SYDNEY/WELLINGTON, July 23 (Reuters) - Australian shares added 0.7 percent on Wednesday, rising to fresh six-year highs after Wall Street gained on solid earnings and investors digested a mixed inflation report, but tensions in Gaza and Ukraine kept gains in check.

Blue chip stocks underpinned the market, with the 'Big Four' banks gaining ground and global miners rising as zinc hit a three-year high and aluminium touched a 16-month peak overnight.

Among top-tier miners, BHP Billiton Ltd, the world's third-largest supplier of iron ore, jumped 1.8 percent, and Rio Tinto Ltd (Xetra: 855018 - news) climbed 0.9 percent. BHP beat its own guidance for full-year iron ore output, mining a record 225 million tonnes in fiscal 2014, 4 percent ahead of its forecast.

"I think the BHP production result has really underscored the positive sentiment in the market," said Ben Le Brun, a market analyst at OptionsXpress.

"The gains that we have been seeing have been on very low volumes, so there's not a lot of confidence or conviction behind these six-year highs. The Australian share market does need to play catch-up to other share markets."

The country's No.3 lender, Australia and New Zealand Banking Group, and top bank by market capitalisation Commonwealth Bank of Australia (Other OTC: CBAUF - news) , both gained 0.7 percent.

The S&P/ASX 200 index climbed 36.1 points to 5,579.4 by 0146 GMT, its highest level since June 2008.

The benchmark index has been underpinned by signs that China, Australia's largest export market, is regaining momentum, while a robust earnings season in the United States has also lifted investor sentiment.

Elsewhere, investors shrugged off a mixed inflation report, with Australian consumer prices rising by a modest 0.5 percent last quarter.

Among defensives, Australia's top telecommunications provider Telstra Corporation Ltd added 0.5 percent to continue its solid run. Shares (Frankfurt: DI6.F - news) in Telstra are 3.4 percent higher for the year.

Starpharma Ltd rocketed 14.4 percent to 4-month highs of A$0.84 after the biotech firm received key regulatory approval, making its virus-killing condom one step closer to sale.

Computershare Ltd climbed 1.4 percent after saying it will acquire Homeloan Management Ltd for an upfront consideration of GBP 47.5 million.

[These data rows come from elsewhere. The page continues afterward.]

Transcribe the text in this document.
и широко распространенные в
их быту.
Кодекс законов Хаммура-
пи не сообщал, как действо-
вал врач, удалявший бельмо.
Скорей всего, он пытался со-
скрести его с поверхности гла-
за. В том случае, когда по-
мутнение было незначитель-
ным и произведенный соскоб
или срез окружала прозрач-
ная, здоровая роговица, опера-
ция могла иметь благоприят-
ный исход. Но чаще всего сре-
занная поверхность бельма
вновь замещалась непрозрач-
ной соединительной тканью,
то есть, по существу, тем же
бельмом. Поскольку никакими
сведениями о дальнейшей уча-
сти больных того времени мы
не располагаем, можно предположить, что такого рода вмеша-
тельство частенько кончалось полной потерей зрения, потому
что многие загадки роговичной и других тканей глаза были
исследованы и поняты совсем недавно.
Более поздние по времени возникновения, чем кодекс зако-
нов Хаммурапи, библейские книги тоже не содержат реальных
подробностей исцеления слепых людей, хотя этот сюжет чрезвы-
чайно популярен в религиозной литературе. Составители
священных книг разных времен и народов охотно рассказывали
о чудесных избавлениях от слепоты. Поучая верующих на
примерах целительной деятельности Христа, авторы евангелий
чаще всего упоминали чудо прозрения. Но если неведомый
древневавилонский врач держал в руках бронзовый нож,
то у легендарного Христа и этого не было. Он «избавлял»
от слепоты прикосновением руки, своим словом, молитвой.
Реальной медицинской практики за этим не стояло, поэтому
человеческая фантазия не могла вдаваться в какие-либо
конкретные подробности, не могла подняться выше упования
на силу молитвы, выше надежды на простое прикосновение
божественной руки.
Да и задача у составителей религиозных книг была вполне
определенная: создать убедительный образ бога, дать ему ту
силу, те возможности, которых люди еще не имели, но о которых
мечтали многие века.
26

The New Zealand share market nudged higher in featureless trading, with the benchmark NZX-50 index 4 points higher at 5,138.3 to a two-week high.

Top stock Fletcher Building Ltd (NZSE: FBU.NZ - news) was up 1.2 percent at NZ$9.05, close to a two-week high.

Telecom Ltd was nearly 1 percent higher at NZ$2.87, the highest since mid-August 2012, a move above that level would take the stock back to a near six-year high.

The strength of the leaders underpinned the market and offset weakness in mid- and small-cap stocks.

The market's newest stock software concern ikeGPS Ltd had a weak debut after a NZ$21 million IPO, trading as low as NZ$0.90 from an issue price of NZ$1.10.